Whilst on Treatment: Patients should be asked to report inexplicable muscle pain, weakness or cramps immediately, particularly if associated with malaise or fever. CK levels should be measured in these patients. Therapy should be discontinued if CK levels are markedly elevated (>5xULN) or if muscular symptoms are severe and cause daily discomfort (even if CK levels are ≤5x ULN). If symptoms resolve and CK levels return to normal, then consideration should be given to re-introducing Rosuvastatin or an alternative HMG-CoA reductase inhibitor at the lowest dose with close monitoring. Routine monitoring of CK levels in asymptomatic patients is not warranted. There have been very rare reports of an immune-mediated necrotising myopathy (IMNM) during or after treatment with statins, including rosuvastatin. IMNM is clinically characterised by proximal muscle weakness and elevated serum creatine kinase, which persist despite discontinuation of statin treatment.

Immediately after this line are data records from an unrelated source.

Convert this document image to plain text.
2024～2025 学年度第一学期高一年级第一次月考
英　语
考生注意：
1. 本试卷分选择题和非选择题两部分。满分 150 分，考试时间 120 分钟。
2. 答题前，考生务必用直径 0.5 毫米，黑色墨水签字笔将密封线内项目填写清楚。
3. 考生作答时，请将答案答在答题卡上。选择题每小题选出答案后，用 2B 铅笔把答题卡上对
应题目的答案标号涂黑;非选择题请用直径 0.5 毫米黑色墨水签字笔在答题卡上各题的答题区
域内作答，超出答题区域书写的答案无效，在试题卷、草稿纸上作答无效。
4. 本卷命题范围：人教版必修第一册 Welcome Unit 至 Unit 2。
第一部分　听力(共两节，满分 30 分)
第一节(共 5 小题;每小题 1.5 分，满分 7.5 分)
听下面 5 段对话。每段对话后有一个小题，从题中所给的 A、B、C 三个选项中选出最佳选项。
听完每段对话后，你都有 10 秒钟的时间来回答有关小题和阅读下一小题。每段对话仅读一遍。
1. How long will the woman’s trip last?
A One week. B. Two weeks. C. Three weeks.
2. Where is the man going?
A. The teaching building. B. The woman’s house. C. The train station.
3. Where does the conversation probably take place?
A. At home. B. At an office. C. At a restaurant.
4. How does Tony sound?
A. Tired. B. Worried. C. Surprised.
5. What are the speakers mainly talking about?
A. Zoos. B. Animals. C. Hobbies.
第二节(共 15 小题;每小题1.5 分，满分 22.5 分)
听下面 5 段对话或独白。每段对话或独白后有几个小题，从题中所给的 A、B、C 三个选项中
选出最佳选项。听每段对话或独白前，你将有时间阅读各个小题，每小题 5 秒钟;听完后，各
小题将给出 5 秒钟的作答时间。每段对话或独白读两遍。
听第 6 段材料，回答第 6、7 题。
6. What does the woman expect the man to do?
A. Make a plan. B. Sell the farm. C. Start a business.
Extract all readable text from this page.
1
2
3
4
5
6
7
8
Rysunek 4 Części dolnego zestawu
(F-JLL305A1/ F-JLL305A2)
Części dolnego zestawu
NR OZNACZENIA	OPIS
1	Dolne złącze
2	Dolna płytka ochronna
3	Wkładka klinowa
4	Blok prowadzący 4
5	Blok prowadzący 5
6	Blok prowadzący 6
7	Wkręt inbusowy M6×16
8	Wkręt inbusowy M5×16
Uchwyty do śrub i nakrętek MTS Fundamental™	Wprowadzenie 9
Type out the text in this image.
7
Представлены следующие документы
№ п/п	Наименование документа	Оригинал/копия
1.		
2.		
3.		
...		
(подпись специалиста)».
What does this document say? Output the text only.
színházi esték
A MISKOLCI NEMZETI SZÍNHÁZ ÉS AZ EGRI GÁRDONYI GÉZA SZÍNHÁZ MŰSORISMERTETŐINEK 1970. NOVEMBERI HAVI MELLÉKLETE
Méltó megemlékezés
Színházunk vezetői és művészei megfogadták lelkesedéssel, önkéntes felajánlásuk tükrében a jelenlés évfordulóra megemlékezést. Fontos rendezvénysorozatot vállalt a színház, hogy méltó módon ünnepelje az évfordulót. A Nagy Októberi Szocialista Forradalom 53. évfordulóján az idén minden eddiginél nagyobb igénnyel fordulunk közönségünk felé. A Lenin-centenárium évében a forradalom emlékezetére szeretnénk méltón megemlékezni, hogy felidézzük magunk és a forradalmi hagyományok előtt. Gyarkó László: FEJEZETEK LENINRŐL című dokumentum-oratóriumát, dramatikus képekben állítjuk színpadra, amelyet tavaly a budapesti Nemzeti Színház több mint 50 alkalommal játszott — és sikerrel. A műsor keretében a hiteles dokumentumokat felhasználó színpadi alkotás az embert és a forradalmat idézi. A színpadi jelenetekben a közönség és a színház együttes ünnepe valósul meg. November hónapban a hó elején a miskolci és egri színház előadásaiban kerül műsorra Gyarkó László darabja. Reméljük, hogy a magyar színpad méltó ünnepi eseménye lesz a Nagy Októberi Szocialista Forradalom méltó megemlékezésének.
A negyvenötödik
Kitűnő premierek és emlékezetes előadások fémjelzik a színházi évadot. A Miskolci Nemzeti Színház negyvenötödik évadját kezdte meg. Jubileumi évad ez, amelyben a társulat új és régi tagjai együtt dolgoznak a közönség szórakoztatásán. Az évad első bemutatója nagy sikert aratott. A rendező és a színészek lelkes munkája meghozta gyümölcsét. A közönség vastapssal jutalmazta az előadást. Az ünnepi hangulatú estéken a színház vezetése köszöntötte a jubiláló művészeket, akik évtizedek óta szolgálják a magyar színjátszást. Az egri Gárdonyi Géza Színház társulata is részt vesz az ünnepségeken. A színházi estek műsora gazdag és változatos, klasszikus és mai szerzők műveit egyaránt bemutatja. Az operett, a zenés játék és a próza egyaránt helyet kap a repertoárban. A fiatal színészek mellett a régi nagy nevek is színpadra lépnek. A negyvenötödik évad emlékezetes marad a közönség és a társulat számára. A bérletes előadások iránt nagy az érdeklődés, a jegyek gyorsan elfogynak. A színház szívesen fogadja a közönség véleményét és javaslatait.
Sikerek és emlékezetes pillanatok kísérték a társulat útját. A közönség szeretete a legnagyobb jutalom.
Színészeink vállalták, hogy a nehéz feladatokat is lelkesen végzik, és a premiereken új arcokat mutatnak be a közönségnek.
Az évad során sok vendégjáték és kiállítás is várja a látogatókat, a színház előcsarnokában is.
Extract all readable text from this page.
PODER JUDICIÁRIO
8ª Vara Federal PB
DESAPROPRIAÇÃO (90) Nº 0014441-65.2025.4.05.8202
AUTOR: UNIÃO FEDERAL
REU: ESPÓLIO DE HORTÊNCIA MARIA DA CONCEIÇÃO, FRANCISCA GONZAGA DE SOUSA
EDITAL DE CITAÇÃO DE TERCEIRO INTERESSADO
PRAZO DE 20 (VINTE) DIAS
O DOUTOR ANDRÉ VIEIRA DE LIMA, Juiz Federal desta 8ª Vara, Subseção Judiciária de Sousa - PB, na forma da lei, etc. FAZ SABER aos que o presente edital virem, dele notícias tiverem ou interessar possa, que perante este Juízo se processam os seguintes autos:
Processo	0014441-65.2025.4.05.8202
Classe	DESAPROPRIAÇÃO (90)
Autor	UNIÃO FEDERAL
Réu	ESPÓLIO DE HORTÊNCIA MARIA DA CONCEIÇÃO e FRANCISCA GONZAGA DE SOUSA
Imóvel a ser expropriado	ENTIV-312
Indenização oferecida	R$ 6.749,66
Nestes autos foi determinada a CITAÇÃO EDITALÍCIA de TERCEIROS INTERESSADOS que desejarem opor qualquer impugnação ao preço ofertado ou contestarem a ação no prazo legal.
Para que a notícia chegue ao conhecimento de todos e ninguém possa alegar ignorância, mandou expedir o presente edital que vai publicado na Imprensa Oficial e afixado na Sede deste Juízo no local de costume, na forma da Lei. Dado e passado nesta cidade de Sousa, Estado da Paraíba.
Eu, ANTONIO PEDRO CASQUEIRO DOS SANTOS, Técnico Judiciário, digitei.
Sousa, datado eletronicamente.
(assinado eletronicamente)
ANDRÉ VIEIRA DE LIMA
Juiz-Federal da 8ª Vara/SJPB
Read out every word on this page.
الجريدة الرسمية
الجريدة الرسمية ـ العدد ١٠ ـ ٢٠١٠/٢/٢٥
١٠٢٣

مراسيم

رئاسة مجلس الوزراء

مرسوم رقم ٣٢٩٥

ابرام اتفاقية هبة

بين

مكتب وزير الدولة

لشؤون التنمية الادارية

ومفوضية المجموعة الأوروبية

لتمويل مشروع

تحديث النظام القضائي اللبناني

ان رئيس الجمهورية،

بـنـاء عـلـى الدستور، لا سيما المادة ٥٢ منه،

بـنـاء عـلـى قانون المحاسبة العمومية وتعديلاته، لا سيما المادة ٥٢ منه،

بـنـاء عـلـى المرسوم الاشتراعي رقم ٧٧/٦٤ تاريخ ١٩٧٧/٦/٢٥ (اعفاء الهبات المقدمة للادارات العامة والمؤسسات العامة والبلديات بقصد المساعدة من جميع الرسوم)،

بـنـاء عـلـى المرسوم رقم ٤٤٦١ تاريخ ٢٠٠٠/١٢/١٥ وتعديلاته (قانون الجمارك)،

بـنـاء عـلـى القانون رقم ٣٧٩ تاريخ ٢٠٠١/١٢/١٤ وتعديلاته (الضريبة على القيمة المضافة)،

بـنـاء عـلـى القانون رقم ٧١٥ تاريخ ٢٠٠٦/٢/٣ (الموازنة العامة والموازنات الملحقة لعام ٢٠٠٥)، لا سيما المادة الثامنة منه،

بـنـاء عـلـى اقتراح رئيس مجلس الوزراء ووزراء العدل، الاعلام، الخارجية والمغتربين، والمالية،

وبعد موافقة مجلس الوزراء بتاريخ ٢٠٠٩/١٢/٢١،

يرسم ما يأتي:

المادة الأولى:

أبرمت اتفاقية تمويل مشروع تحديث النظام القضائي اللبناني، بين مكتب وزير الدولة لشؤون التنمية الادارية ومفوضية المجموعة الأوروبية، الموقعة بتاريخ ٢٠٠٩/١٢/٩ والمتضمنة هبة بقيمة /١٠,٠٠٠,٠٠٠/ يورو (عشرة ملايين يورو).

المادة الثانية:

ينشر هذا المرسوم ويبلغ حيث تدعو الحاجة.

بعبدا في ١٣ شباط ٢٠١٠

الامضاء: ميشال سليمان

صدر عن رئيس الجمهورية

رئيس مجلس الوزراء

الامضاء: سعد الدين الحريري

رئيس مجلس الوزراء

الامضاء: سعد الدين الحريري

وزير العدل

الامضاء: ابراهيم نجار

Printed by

In clinical trials there was no evidence of increased skeletal muscle effects in the small number of patients dosed with Rosuvastatin and concomitant therapy. However, an increase in the incidence of myositis and myopathy has been seen in patients receiving other HMG-CoA reductase inhibitors together with fibric acid derivatives including gemfibrozil, ciclosporin, nicotinic acid, azole antifungals, protease inhibitors and macrolide antibiotics. Gemfibrozil increases the risk of myopathy when given concomitantly with some HMG-CoA reductase inhibitors. Therefore, the combination of Rosuvastatin and gemfibrozil is not recommended. The benefit of further alterations in lipid levels by the combined use of Rosuvastatin with fibrates or niacin should be carefully weighed against the potential risks of such combinations. The 40 mg dose is contraindicated with concomitant use of a fibrate.
Rosuvastatin should not be used in any patient with an acute, serious condition suggestive of myopathy or predisposing to the development of renal failure secondary to rhabdomyolysis (e.g. sepsis, hypotension, major surgery, trauma, severe metabolic, endocrine and electrolyte disorders; or uncontrolled seizures).
Liver Effects: As with other HMG-CoA reductase inhibitors, Rosuvastatin should be used with caution in patients who consume excessive quantities of alcohol and/or have a history of liver disease.
It is recommended that liver function tests be carried out prior to, and 3 months following, the initiation of treatment. Rosuvastatin should be discontinued or the dose reduced if the level of serum transaminases is greater than 3 times the upper limit of normal. The reporting rate for serious hepatic events (consisting mainly of increased hepatic transaminases) in post-marketing use is higher at the 40 mg dose.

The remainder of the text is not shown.